When it's a disk issue

If those two steps don't help, the problem might be deeper — a corrupted directory structure on the drive itself. Open Disk Utility (from Applications > Utilities), select the drive, and click First Aid. Let it run. I've seen this fix a 'can't complete operation' error on an iMac that had a failing SATA cable, but that's rare. Most of the time, it's just the .DS_Store file.

What if the error shows up when saving files?

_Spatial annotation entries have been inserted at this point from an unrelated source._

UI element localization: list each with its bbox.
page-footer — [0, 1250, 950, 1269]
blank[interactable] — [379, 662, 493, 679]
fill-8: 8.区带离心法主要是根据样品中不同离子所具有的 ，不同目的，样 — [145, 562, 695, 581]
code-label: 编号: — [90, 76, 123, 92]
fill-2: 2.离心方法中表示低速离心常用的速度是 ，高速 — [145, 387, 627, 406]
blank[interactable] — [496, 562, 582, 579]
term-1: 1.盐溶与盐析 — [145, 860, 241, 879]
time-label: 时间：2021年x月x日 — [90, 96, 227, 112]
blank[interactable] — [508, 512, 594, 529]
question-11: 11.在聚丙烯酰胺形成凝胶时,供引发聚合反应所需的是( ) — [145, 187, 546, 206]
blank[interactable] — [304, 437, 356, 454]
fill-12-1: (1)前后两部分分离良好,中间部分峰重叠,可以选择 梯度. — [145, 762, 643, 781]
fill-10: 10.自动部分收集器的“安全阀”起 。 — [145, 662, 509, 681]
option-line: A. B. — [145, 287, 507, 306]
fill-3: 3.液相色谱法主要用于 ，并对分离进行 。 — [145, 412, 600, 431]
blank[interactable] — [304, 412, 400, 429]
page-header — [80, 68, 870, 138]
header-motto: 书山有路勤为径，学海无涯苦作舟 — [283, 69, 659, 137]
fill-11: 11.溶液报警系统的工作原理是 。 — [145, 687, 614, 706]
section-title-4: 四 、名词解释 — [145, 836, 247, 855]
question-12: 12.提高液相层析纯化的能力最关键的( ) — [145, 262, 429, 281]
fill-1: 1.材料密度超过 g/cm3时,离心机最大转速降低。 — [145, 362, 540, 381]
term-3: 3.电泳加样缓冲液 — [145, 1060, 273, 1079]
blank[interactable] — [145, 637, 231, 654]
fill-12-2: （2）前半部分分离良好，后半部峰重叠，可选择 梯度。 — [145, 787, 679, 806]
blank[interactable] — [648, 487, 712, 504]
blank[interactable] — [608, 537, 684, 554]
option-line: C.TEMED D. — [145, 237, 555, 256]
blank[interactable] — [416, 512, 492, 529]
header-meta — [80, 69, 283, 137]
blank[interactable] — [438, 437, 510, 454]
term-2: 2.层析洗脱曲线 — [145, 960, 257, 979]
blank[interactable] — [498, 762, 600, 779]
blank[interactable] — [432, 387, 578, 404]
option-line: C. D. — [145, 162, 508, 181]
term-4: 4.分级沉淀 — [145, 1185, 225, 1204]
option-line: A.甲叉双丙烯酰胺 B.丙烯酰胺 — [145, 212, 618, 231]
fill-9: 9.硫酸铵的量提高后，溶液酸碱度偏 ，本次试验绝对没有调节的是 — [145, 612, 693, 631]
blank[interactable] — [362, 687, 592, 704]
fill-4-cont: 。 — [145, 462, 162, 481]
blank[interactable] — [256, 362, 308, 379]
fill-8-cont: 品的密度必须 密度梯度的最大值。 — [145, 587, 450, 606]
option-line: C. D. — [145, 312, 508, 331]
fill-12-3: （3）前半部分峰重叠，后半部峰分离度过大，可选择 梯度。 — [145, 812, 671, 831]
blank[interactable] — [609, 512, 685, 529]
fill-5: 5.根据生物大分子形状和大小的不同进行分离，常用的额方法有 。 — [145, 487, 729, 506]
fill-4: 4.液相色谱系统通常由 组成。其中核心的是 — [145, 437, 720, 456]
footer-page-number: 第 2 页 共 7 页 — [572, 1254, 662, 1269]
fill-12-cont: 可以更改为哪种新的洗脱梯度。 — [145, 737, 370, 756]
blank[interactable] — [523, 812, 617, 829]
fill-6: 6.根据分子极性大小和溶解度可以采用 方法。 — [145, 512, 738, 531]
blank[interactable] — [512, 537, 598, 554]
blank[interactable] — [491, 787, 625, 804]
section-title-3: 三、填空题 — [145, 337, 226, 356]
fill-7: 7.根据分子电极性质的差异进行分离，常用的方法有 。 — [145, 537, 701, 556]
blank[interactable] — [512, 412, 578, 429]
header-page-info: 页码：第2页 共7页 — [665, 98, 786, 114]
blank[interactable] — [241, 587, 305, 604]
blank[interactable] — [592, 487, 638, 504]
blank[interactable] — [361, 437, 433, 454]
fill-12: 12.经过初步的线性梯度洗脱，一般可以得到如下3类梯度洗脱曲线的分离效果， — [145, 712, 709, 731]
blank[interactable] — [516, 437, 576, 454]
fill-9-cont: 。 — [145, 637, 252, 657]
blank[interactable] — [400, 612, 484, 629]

That's usually a permissions issue on the destination folder. Right-click the folder, choose Get Info, and check the Sharing & Permissions section at the bottom. Make sure your user account has Read & Write access. If it says Read only, click the lock icon, enter your password, and change it. Then hit the gear icon and select Apply to enclosed items.

One last thing to check

If none of this works and the error keeps appearing — especially on a network drive or cloud folder — try rebooting your Mac in Safe Mode. That forces a directory check and clears system caches. On Apple Silicon Macs: shut down, hold the power button until you see Loading startup options, then hold Shift and click Continue in Safe Mode. On Intel Macs: restart and hold the Shift key immediately. Once in Safe Mode, try the operation again. If it works there, you've got a third-party Finder extension causing chaos — check your Finder sidebar for things like Dropbox or OneDrive extensions and disable them one by one.